Je connais très mal la littérature du continent Africain. Ainsi, quand j’ai eu envie de chercher le dépaysement, de pousser la porte d’un ailleurs vierge, je me suis tourné vers « La danse du Vilain » qui attendait dans ma PAL depuis trop longtemps. Cette plongée dans le Zaïre en ébullition, l’ancien Congo, à été déstabilisante par son exubérance et son rythme effréné.

Molakisi, Sanga et Ngunzi sont des jeunes hommes qui vivent dans les rues Lubumbashi. Entre petits larcins et séances de colle, ils font de la rue leur territoire. Alors que Molakisi part tenter sa chance dans les mines de charbon angolaises, Sanga et Ngunzi s’allient au mystérieux Monsieur Guillaume dont les projets semblent peu clairs. La ville est en ébullition, les conspirations se montent dans chaque quartier. Dans les mines de Cafunfu, en Angola, une excentrique Madone protège les chercheurs d’or tout en livrant des brides de sa vie épique. Au milieu de tout ce monde, un écrivain autrichien souffre de la page blanche. La nuit la ville converge vers le Mambo pour se livrer à la fameuse et entêtante danse du Vilain.

Ce qui est rocambolesque avec le monde, c’est que dans la même heure, minute, seconde, plus de 500 milliards de gestes sont posés en même temps : les gens s’envoient en l’air, coupent des bières, allument la radio, fomentent des coups d’Etat, lisent Bofane, Mabanckou ou Musil, regardent un film, fument leur colle, s’invectivent, dansent la polka-mazurka, grimpent dans les trains, se noient, trépassent, terminent en prison…
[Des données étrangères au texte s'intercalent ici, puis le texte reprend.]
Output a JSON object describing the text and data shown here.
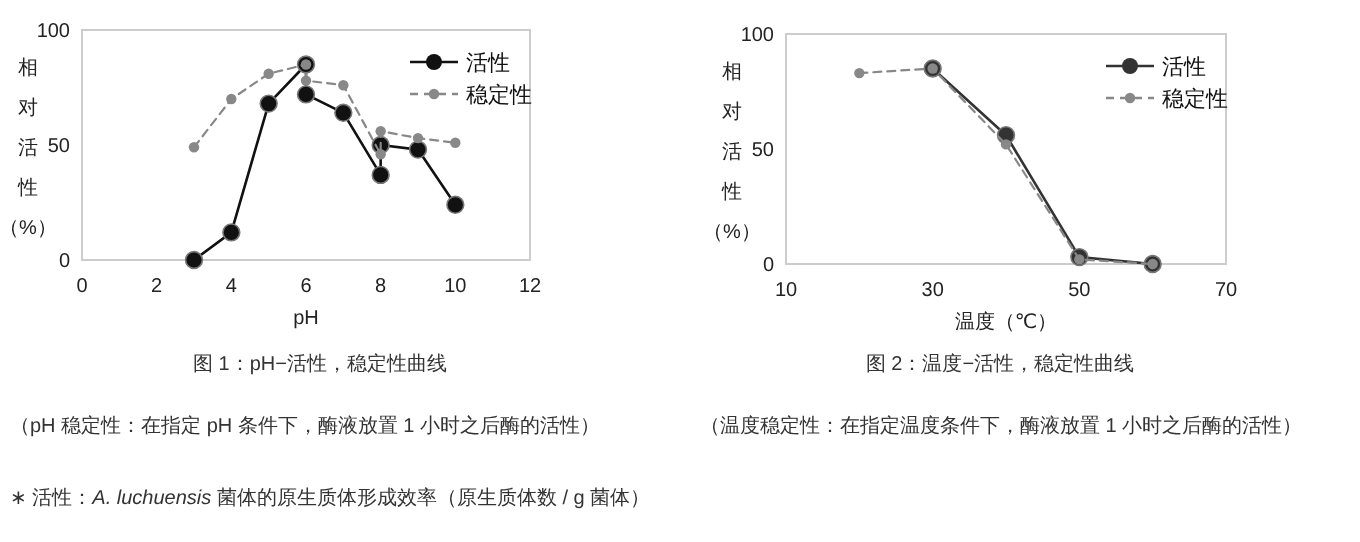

Comme ce résumé que j’ai tenté d’écrire le montre, ce livre part dans tous les sens. Les narrateurs sont multiples et leurs voies se mêlent dans une folle cacophonie. Il est parfois difficile de suivre le fil de ces récits qui se tissent, de ne pas se perdre dans ce dédale de vies bouillonnantes. J’ai été déstabilisée par la construction du texte et par son rythme mais j’ai beaucoup apprécié l’écriture à la fois poétique et percutante. L’auteur manie les mots avec passion et joue avec ses personnages. Il règne dans ce roman un joyeux bazar, un vent de fête ravageur qui emporte tout.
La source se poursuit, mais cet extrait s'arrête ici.